Her first book, Wild Frenchmen and Frenchified Indians: Material Culture and Race in Colonial Louisiana was published with the University of Pennsylvania Press/McNeil Series in Early American Studies in 2012, and was a finalist for the Berkshire Conference of Women Historians Book Prize. 

With Trevor Burnard, she has co-edited a volume on slave testimony in French and British America 1750-1848 (Routledge, 2020) https://www.routledge.com/Hearing-Enslaved-Voices-African-and-Indian-Slave-Testimony-in-British-and/White-Burnard/p/book/9780367541866). She is completing a digital humanities project, Hearing Slaves Speak in Colonial America, that will launch in Spring 2022 with the Omohundro Institute and is collaborating on a number of other DH projects on race and slavery.

She has two new book projects.
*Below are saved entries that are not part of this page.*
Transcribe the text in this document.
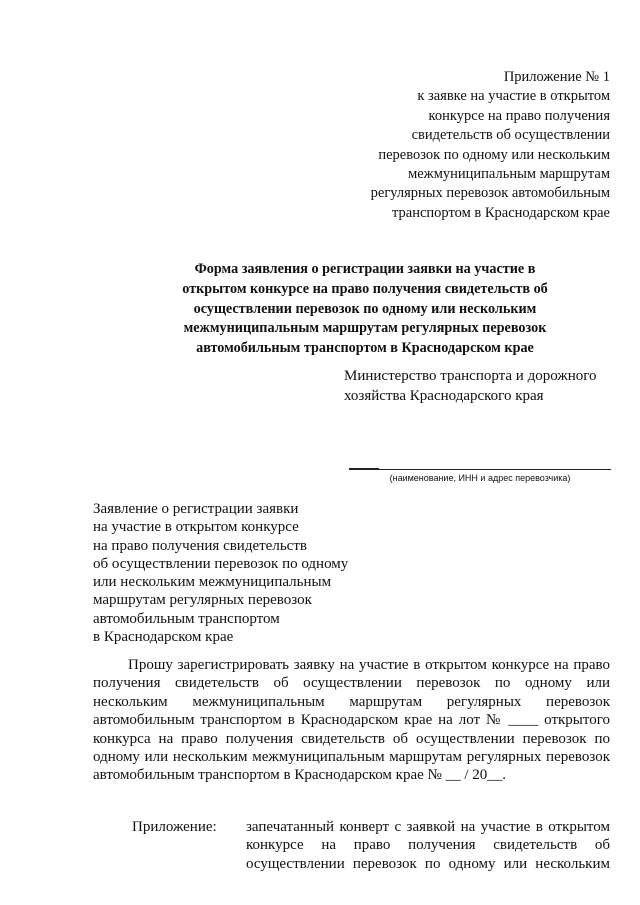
Приложение № 1
к заявке на участие в открытом
конкурсе на право получения
свидетельств об осуществлении
перевозок по одному или нескольким
межмуниципальным маршрутам
регулярных перевозок автомобильным
транспортом в Краснодарском крае
Форма заявления о регистрации заявки на участие в
открытом конкурсе на право получения свидетельств об
осуществлении перевозок по одному или нескольким
межмуниципальным маршрутам регулярных перевозок
автомобильным транспортом в Краснодарском крае
Министерство транспорта и дорожного
хозяйства Краснодарского края
(наименование, ИНН и адрес перевозчика)
Заявление о регистрации заявки
на участие в открытом конкурсе
на право получения свидетельств
об осуществлении перевозок по одному
или нескольким межмуниципальным
маршрутам регулярных перевозок
автомобильным транспортом
в Краснодарском крае
Прошу зарегистрировать заявку на участие в открытом конкурсе на право
получения свидетельств об осуществлении перевозок по одному или
нескольким межмуниципальным маршрутам регулярных перевозок
автомобильным транспортом в Краснодарском крае на лот № ____ открытого
конкурса на право получения свидетельств об осуществлении перевозок по
одному или нескольким межмуниципальным маршрутам регулярных перевозок
автомобильным транспортом в Краснодарском крае № __ / 20__.
Приложение: запечатанный конверт с заявкой на участие в открытом
конкурсе на право получения свидетельств об
осуществлении перевозок по одному или нескольким
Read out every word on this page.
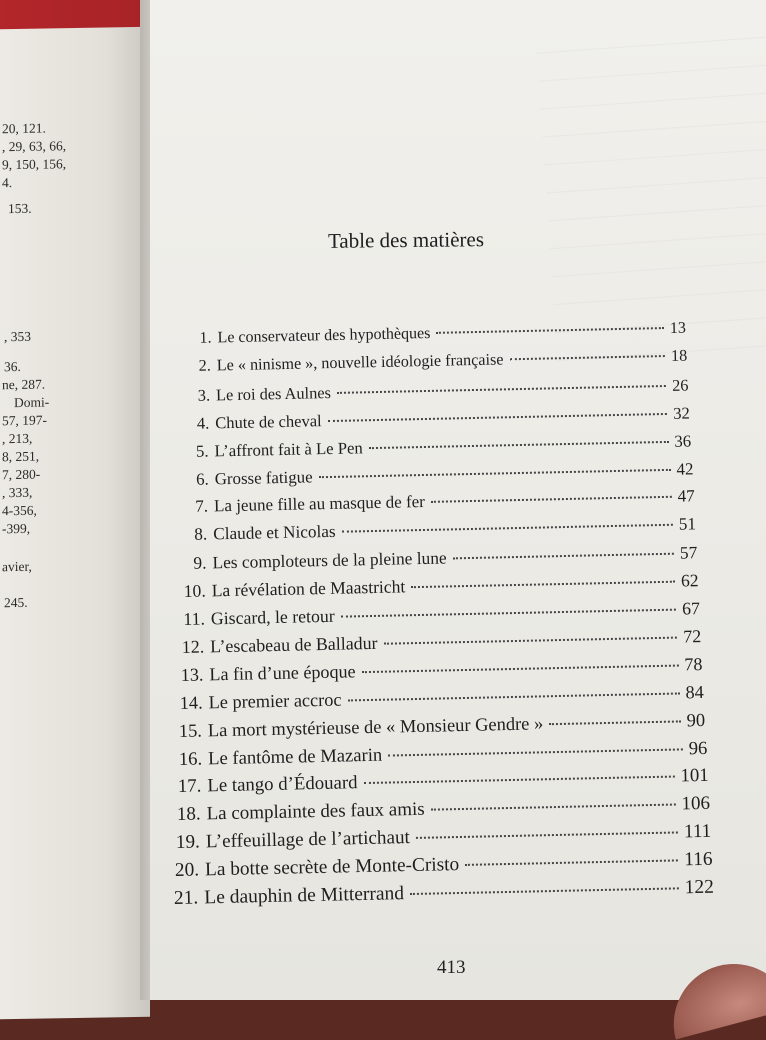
20, 121.
, 29, 63, 66,
9, 150, 156,
4.
153.
, 353
36.
ne, 287.
Domi-
57, 197-
, 213,
8, 251,
7, 280-
, 333,
4-356,
-399,
avier,
245.
Table des matières
1. Le conservateur des hypothèques	13
2. Le « ninisme », nouvelle idéologie française	18
3. Le roi des Aulnes	26
4. Chute de cheval	32
5. L’affront fait à Le Pen	36
6. Grosse fatigue	42
7. La jeune fille au masque de fer	47
8. Claude et Nicolas	51
9. Les comploteurs de la pleine lune	57
10. La révélation de Maastricht	62
11. Giscard, le retour	67
12. L’escabeau de Balladur	72
13. La fin d’une époque	78
14. Le premier accroc	84
15. La mort mystérieuse de « Monsieur Gendre »	90
16. Le fantôme de Mazarin	96
17. Le tango d’Édouard	101
18. La complainte des faux amis	106
19. L’effeuillage de l’artichaut	111
20. La botte secrète de Monte-Cristo	116
21. Le dauphin de Mitterrand	122
413
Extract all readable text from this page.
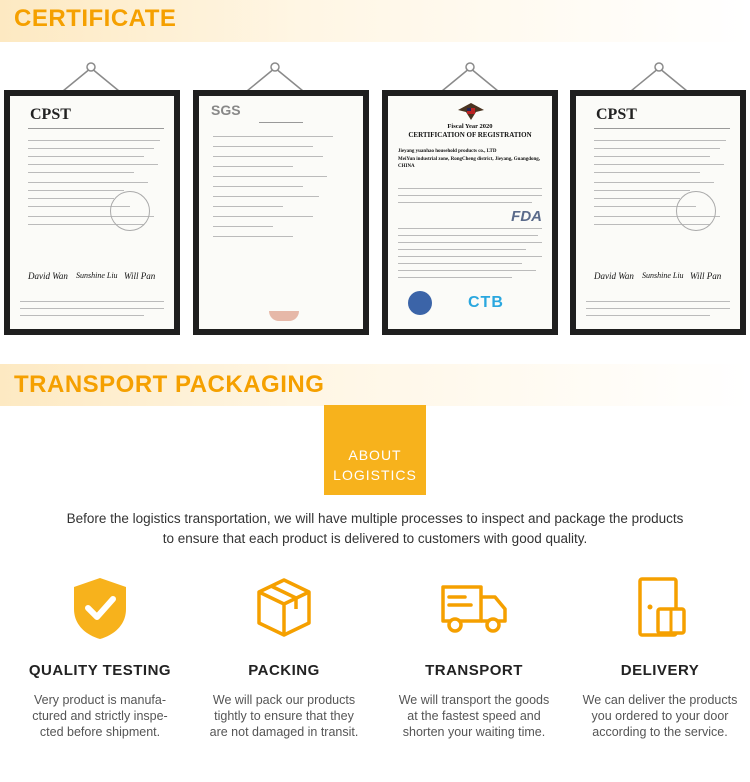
CERTIFICATE
CPST
David Wan Sunshine Liu Will Pan
SGS
Fiscal Year 2020
CERTIFICATION OF REGISTRATION
Jieyang yuanhao household products co., LTD
MeiYun industrial zone, RongCheng district, Jieyang, Guangdong, CHINA
FDA
CTB
CPST
David Wan Sunshine Liu Will Pan
TRANSPORT PACKAGING
ABOUT
LOGISTICS
Before the logistics transportation, we will have multiple processes to inspect and package the products
to ensure that each product is delivered to customers with good quality.
QUALITY TESTING
Very product is manufa-
ctured and strictly inspe-
cted before shipment.
PACKING
We will pack our products
tightly to ensure that they
are not damaged in transit.
TRANSPORT
We will transport the goods
at the fastest speed and
shorten your waiting time.
DELIVERY
We can deliver the products
you ordered to your door
according to the service.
One, His Master’s Grace, is a study of slavery and extra-judicial violence. The other, Strangers Within, examines redhead myths, juxtaposing cultural history with the new genetic discoveries and biological implications of red hair, a project that falls within her purview as a scholar of appearance and of cultural constructions of otherness. She is signed to the Dunow, Carlson & Lerner Literary Agency for this book.

In addition, White is the author of over twenty articles and essays, in journals such as The William and Mary Quarterly, Gender and History and The Winterthur Portfolio.

Among other grants and awards, White was a recipient of fellowships from the National Endowment for the Humanities for Wild Frenchmen, Voices of the Enslaved, and Strangers Within.